COMPUTING II: COURSEWORK 1
Differentiation and Interpolation of Experimental Data
Your coursework should be handed in at the beginning of next week’s computing lab. session. The files mentioned below may all be downloaed from the CompII website. Make sure you write your name on all work you hand in and attach a plagiarism statement (Q:/salford/comp2/plagrsm.doc).
You learnt about the photoelectric effect in the 1st semester Quantum Physics module. This effect is commonly used in electron spectroscopy to investigate the chemical composition of a material. Electrons are ejected from a sample of the material using photons of sufficiently high energy and spectra of the number of electrons as a function of electron kinetic energy are recorded. These spectra can be used as "fingerprints" that identify the presence of a particular element within the sample.
In some cases the signal due to the element of interest can be exceptionally weak and it is necessary to differentiate the data to highlight the spectral feature related to that element. Spectral analysis is further complicated by the fact that a large number of electrons on their way out of the solid will collide with the atoms in the solid and thus lose energy.
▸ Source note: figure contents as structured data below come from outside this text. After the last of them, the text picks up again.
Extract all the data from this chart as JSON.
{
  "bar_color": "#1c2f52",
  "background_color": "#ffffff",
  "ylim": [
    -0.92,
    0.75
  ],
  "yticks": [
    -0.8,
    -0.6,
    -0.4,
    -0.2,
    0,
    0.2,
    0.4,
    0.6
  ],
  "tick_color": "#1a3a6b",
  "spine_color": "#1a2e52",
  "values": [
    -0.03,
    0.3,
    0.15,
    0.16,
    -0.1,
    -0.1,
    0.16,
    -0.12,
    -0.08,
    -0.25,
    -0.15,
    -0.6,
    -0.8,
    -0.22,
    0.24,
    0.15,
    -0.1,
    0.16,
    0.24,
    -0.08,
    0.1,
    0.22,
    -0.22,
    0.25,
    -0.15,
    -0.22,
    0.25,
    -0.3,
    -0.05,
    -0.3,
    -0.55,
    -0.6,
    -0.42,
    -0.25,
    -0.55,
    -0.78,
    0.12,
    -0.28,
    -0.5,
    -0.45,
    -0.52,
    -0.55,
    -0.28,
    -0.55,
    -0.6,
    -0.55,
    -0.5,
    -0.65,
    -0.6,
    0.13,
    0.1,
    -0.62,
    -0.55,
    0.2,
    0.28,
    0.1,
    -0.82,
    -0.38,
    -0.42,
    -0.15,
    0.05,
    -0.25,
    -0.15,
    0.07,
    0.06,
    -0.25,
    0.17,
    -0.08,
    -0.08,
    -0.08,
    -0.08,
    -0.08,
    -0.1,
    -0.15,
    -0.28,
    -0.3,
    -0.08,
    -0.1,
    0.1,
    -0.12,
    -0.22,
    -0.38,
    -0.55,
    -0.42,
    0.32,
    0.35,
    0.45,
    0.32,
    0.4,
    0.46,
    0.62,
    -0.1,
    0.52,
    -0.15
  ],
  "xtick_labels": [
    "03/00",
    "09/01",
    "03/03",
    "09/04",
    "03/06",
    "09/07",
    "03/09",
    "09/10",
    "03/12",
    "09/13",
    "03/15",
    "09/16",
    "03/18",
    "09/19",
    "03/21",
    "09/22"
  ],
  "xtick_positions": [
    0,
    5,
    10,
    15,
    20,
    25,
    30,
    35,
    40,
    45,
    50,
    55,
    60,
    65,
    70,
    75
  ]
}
Although we are only interested in the electrons that escape without collision, the other "scattered" electrons produce a strong background signal.
N.B. In answering the following questions use fixed array sizes. For these coursework exercises it is not necessary to use the malloc() function in your programs.
2.1(a) "electron.dat" contains data somewhat similar to that expected from an electron spectroscopy experiment. The first column represents electron energies whereas the second column of values represents numbers of electrons (or electron "intensity"). Write a program that loads the data from the file "electron.dat" into two 1D arrays (each having 100 elements) [1]. (Note that a line of the form: fscanf("%f,%f",&array1[n],&array2[n] may be used to read the data into the arrays). Load the data file directly into EasyPlot and plot a graph - note that the data runs from 100 to 200 eV and that a very small feature at a value of approximately 150 eV is visible.
2.1(b) Add a function to your program that estimates the derivative of the electron intensity data [3]. Use a step size of 1. Import the data into EasyPlot and plot a graph, a copy of which you should hand in with your program.[½]. What happens to the feature of interest following the differentiation process? [½].
2.1(c) Add a function to your program that estimates the number of electrons having a kinetic energy of 121.5 eV based on the known electron intensities at 119 eV, 120 eV, 121eV and 122eV. The function should use the Lagrange interpolating polynomial formula (eqn. 2.10 in the lecture notes). [5]
Guidelines for Q. 2.1(c)
Set up two arrays, each 4 elements in size. One of these will hold the values of the electron energies (i.e. 119,120,121 and 122) and the other will hold the values of the electron intensities at these energies. These arrays are then equivalent to the xi’s (or xj’s ) and f(xi)’s respectively in Eqn. 2.10. Pass both these arrays to the Lagrange() function and use a nested for loop to carry out the summation in Eqn. 2.10. (To check your Lagrange algorithm note that my program produced a value of 59706).